La permanence des soins (PDS) se décompose en :
- PDSA (ambulatoire)
- PDSES (établissement de santé)
Permanence des Soins Ambulatoires (PDSA)
Principe
La Permanence des Soins Ambulatoires concerne l' organisation de la réponse médicale aux demandes de soins aux horaires de fermeture des cabinets médicaux :
- de 20 h à 08 h en semaine,
- le week-end du samedi 12 h au lundi 08 h,
- les jours fériés à partir de la veille à 20 h jusqu'au lendemain 08 h,
- elle concerne aussi les ponts du lundi quand le mardi est férié, ou du vendredi quand le jeudi est férié.
Elle est articulée autour de la notion de Régulation Médicale. L'accès à la régulation se fait par un Numéro d'appel Unique : le 15
L'appel au 15 permet au patient d'être mis en relation avec un Médecin Régulateur qui, après avoir évalué le type de réponse adapté au besoin du patient :
- lui donnera un conseil téléphonique,
- lui proposera une consultation auprès du médecin libéral du secteur (Maison Médicale de Garde ou Cabinet Médical du Médecin de PDSA),
- lui indiquera la nécessité de se rendre aux urgences,
- lui diligentera une équipe du SAMU.
Les différents départements sont organisés en Secteurs de PDSA permettant de maximiser les possibilités de réponse médicale en fonction des conditions
géographiques, de la démographie médicale, et des flux de population en particulier estivale.

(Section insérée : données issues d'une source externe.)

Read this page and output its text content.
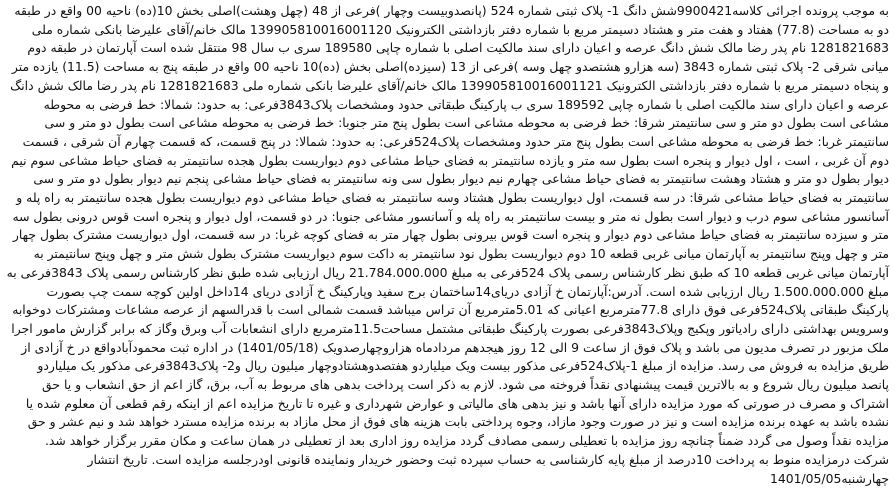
به موجب پرونده اجرائی کلاسه9900421شش دانگ 1- پلاک ثبتی شماره 524 (پانصدوبیست وچهار )فرعی از 48 (چهل وهشت)اصلی بخش 10(ده) ناحیه 00 واقع در طبقه دو به مساحت (77.8) هفتاد و هفت متر و هشتاد دسیمتر مربع با شماره دفتر بازداشتی الکترونیک 139905810016001120 مالک خانم/آقای علیرضا بانکی شماره ملی 1281821683 نام پدر رضا مالک شش دانگ عرصه و اعیان دارای سند مالکیت اصلی با شماره چاپی 189580 سری ب سال 98 منتقل شده است آپارتمان در طبقه دوم میانی شرقی 2- پلاک ثبتی شماره 3843 (سه هزارو هشتصدو چهل وسه )فرعی از 13 (سیزده)اصلی بخش (ده)10 ناحیه 00 واقع در طبقه پنج به مساحت (11.5) یازده متر و پنجاه دسیمتر مربع با شماره دفتر بازداشتی الکترونیک 139905810016001121 مالک خانم/آقای علیرضا بانکی شماره ملی 1281821683 نام پدر رضا مالک شش دانگ عرصه و اعیان دارای سند مالکیت اصلی با شماره چاپی 189592 سری ب پارکینگ طبقاتی حدود ومشخصات پلاک3843فرعی: به حدود: شمالا: خط فرضی به محوطه مشاعی است بطول دو متر و سی سانتیمتر شرقا: خط فرضی به محوطه مشاعی است بطول پنج متر جنوبا: خط فرضی به محوطه مشاعی است بطول دو متر و سی سانتیمتر غربا: خط فرضی به محوطه مشاعی است بطول پنج متر حدود ومشخصات پلاک524فرعی: به حدود: شمالا: در پنج قسمت، که قسمت چهارم آن شرقی ، قسمت دوم آن غربی ، است ، اول دیوار و پنجره است بطول سه متر و یازده سانتیمتر به فضای حیاط مشاعی دوم دیواریست بطول هجده سانتیمتر به فضای حیاط مشاعی سوم نیم دیوار بطول دو متر و هشتاد وهشت سانتیمتر به فضای حیاط مشاعی چهارم نیم دیوار بطول سی ونه سانتیمتر به فضای حیاط مشاعی پنجم نیم دیوار بطول دو متر و سی سانتیمتر به فضای حیاط مشاعی شرقا: در سه قسمت، اول دیواریست بطول هشتاد وسه سانتیمتر به فضای حیاط مشاعی دوم دیواریست بطول هجده سانتیمتر به راه پله و آسانسور مشاعی سوم درب و دیوار است بطول نه متر و بیست سانتیمتر به راه پله و آسانسور مشاعی جنوبا: در دو قسمت، اول دیوار و پنجره است قوس درونی بطول سه متر و سیزده سانتیمتر به فضای حیاط مشاعی دوم دیوار و پنجره است قوس بیرونی بطول چهار متر به فضای کوچه غربا: در سه قسمت، اول دیواریست مشترک بطول چهار متر و چهل وپنج سانتیمتر به آپارتمان میانی غربی قطعه 10 دوم دیواریست بطول نود سانتیمتر به داکت سوم دیواریست مشترک بطول شش متر و چهل وپنج سانتیمتر به آپارتمان میانی غربی قطعه 10 که طبق نظر کارشناس رسمی پلاک 524فرعی به مبلغ 21.784.000.000 ریال ارزیابی شده طبق نظر کارشناس رسمی پلاک 3843فرعی به مبلغ 1.500.000.000 ریال ارزیابی شده است. آدرس:آپارتمان خ آزادی دریای14ساختمان برج سفید وپارکینگ خ آزادی دریای 14داخل اولین کوچه سمت چپ بصورت پارکینگ طبقاتی پلاک524فرعی فوق دارای 77.8مترمربع اعیانی که 5.01مترمربع آن تراس میباشد قسمت شمالی است با قدرالسهم از عرصه مشاعات ومشترکات دوخوابه وسرویس بهداشتی دارای رادیاتور وپکیج وپلاک3843فرعی بصورت پارکینگ طبقاتی مشتمل مساحت11.5مترمربع دارای انشعابات آب وبرق وگاز که برابر گزارش مامور اجرا ملک مزبور در تصرف مدیون می باشد و پلاک فوق از ساعت 9 الی 12 روز هیجدهم مردادماه هزاروچهارصدویک (1401/05/18) در اداره ثبت محمودآبادواقع در خ آزادی از طریق مزایده به فروش می رسد. مزایده از مبلغ 1-پلاک524فرعی مذکور بیست ویک میلیاردو هفتصدوهشتادوچهار میلیون ریال و2- پلاک3843فرعی مذکور یک میلیاردو پانصد میلیون ریال شروع و به بالاترین قیمت پیشنهادی نقداً فروخته می شود. لازم به ذکر است پرداخت بدهی های مربوط به آب، برق، گاز اعم از حق انشعاب و یا حق اشتراک و مصرف در صورتی که مورد مزایده دارای آنها باشد و نیز بدهی های مالیاتی و عوارض شهرداری و غیره تا تاریخ مزایده اعم از اینکه رقم قطعی آن معلوم شده یا نشده باشد به عهده برنده مزایده است و نیز در صورت وجود مازاد، وجوه پرداختی بابت هزینه های فوق از محل مازاد به برنده مزایده مسترد خواهد شد و نیم عشر و حق مزایده نقداً وصول می گردد ضمناً چنانچه روز مزایده با تعطیلی رسمی مصادف گردد مزایده روز اداری بعد از تعطیلی در همان ساعت و مکان مقرر برگزار خواهد شد. شرکت درمزایده منوط به پرداخت 10درصد از مبلغ پایه کارشناسی به حساب سپرده ثبت وحضور خریدار ونماینده قانونی اودرجلسه مزایده است. تاریخ انتشار چهارشنبه1401/05/05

Ainsi, le détail de l'organisation peut varier selon les secteurs, les horaires, les moments de l'année.
L'accès par le 15 assure au patient une réponse Médicale sur l'ensemble du territoire régional, et ce 24h/24 et 7 jours/7.
La particularité en Charente-Maritime est la déclinaison horaire variable en terme de présence de médecins généralistes effecteurs. Cette particularité n'entraine aucune modification pour le patient, qui est guidé par le médecin du centre 15 qui adapte sa réponse en fonction des possibilités dont il dispose sur chaque secteur.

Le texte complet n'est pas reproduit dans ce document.